Sauf que cet exercice-là se tient à quelques semaines à peine du sommet de l’Otan à Varsovie. Selon Dmitri Safonov, ces manœuvres serviront à étayer l’idée d’une « menace russe » dans les cerveaux des Européens afin d’accroître les dépenses militaires de l’Alliance et de mettre en place de nouvelles bases en Europe de l’Est.

Selon lui, l’UE craint que la Russie ne décide de mettre la main sur les anciennes républiques soviétiques et n’introduise ses troupes en Europe orientale.

« Le scénario de cet exercice prévoit des combats locaux dans un secteur limité. Or, il n’y aura dans aucun cas de combats locaux, car le moindre conflit se muera immédiatement en guerre nucléaire. Aucun autre développement possible », a-t-il fait remarquer.

Il a ajouté que toute manœuvre militaire près des frontières suscitait toujours les critiques des voisins les plus proches. L’unique moyen de l’éviter est d’organiser des exercices conjoints Russie-Otan, ce qui était le cas il y a encore quelques années.

L’objectif des manœuvres vu de Moscou

Selon Leonid Ivachov, président de l’Académie des problèmes géopolitiques et général de corps d’armée à la retraite, les responsables de l’Otan et les politiques ouest-européens oublient de rappeler que la base juridique et conceptuelle des forces armées russes est purement défensive.

« Le ministre polonais de la Défense invoque un nombre sans précédent d’exercices militaires et la présence de soldats russes aux frontières de l’Europe, bien qu’il soit informé un an à l’avance de chacune de nos démarches dans le district militaire Ouest », a-t-il poursuivi.

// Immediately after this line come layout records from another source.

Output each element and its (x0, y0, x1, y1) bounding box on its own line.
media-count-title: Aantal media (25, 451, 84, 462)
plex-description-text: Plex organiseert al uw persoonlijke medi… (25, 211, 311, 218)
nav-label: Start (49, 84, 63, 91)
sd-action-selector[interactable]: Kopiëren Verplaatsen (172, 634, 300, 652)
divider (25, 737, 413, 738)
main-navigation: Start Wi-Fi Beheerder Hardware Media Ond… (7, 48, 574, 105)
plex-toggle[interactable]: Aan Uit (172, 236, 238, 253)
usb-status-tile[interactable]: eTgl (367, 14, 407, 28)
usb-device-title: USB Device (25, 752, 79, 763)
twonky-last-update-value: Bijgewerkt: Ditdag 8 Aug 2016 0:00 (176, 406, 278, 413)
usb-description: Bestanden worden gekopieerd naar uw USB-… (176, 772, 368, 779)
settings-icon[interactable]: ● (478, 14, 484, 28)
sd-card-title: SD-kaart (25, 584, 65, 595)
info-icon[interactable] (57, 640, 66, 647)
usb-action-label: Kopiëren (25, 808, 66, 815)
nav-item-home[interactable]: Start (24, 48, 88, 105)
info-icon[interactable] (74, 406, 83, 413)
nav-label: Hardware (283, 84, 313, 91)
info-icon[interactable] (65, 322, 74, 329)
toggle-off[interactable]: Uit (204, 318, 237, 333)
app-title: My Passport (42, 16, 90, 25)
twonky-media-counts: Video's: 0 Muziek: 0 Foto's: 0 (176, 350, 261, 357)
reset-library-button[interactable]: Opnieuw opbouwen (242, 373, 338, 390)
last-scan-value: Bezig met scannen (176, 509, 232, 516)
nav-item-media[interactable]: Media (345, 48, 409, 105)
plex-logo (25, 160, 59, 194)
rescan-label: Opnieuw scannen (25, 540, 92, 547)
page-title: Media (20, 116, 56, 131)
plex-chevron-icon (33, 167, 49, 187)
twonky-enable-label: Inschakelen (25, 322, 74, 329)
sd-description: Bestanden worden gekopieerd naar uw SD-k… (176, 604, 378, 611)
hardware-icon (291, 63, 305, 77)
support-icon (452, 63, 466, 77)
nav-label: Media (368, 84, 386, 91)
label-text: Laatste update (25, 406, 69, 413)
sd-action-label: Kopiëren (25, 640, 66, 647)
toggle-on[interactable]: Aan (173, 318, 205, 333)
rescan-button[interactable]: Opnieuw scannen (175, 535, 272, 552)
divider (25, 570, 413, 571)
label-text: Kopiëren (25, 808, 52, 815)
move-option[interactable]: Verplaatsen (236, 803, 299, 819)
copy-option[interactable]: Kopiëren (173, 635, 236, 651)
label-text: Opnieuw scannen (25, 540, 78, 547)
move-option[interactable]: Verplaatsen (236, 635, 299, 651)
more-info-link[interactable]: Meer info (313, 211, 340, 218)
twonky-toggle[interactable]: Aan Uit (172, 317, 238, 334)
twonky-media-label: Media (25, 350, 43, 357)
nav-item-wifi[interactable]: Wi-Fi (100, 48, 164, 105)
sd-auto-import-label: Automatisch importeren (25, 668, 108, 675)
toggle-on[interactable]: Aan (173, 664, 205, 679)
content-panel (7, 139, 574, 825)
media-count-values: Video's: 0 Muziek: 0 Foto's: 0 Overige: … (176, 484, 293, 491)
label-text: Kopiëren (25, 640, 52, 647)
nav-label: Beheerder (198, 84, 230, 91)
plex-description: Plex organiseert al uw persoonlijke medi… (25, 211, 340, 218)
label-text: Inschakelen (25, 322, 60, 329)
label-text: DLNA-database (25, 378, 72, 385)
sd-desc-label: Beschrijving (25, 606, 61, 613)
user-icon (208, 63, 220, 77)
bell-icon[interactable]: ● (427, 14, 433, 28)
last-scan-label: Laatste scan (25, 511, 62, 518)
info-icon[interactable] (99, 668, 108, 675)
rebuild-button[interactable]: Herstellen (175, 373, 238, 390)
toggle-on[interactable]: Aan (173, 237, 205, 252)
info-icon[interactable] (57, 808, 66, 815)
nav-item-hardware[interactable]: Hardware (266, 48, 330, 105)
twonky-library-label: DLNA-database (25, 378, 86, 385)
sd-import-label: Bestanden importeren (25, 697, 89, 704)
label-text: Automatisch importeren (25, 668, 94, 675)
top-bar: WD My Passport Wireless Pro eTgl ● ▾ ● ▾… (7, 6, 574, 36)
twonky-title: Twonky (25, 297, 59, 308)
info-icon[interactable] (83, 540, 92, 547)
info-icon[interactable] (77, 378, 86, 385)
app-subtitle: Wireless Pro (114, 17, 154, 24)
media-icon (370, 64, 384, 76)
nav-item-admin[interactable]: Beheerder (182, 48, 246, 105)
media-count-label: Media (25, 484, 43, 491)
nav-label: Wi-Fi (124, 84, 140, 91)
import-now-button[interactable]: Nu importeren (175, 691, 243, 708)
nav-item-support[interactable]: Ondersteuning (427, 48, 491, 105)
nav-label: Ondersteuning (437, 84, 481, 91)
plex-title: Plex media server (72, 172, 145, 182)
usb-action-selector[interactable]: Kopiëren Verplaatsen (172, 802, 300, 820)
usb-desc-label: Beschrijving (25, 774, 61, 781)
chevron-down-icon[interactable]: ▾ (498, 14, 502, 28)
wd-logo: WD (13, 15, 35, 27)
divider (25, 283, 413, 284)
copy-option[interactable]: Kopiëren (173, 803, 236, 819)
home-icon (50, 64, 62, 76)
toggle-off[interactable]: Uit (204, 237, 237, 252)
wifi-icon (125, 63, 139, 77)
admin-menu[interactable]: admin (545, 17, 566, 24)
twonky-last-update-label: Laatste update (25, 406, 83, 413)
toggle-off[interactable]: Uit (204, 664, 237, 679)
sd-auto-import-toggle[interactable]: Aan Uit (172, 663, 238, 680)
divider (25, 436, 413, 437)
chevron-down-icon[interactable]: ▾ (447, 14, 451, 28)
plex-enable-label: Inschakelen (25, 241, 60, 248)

D’après lui, la politique de l’Alliance vise à former et à ancrer dans les cerveaux l’image « d’une Russie jouant le rôle de l’ennemi ». « Les lois de l’art militaire sont identiques pour tous : il faut disposer d’une supériorité en nombre et en qualité sur les troupes ennemies, a-t-il poursuivi. Le contingent de l’Otan fait le triple du nôtre ! Peut-il être question d’agression de notre part ? ».

LaripostedeMoscou

Le ministère russe de la Défense a donné au début de cette année le coup d’envoi de la mise en place de trois divisions et d’une armée blindée sur le flanc occidental.

En temps de paix, chacune des divisions comptera jusqu’à 13 000 hommes. Les unités d’infanterie motorisée seront dotées de véhicules blindés BMP-3 et BMP-4, ainsi que de canons automoteurs du type Koalitsiya.

L’armée disposera de quelque 800 unités de véhicules blindés, notamment de chars T-72B3 et T-90. Les matériels obsolètes seront remplacés dans le cadre du programme de modernisation de l’armée (échelonné jusqu’en 2020) par des chars modernes T-14 sur la plateforme Armata.

Pourtant, a constaté Leonid Ivachov, le déploiement des troupes précipite nos pays dans le gouffre d’une nouvelle guerre froide.

« Il est vital aujourd’hui d’éviter toute rhétorique agressive réciproque. Les Européens ne veulent pas la guerre, ce sont les multinationales qui la désirent pour pouvoir empocher les bénéfices d’un conflit militaire. Nous nous devons d’édifier un système commun de sécurité collective au lieu de s’intimider mutuellement au moyen d’armes sophistiquées », a-t-il souligné pour conclure.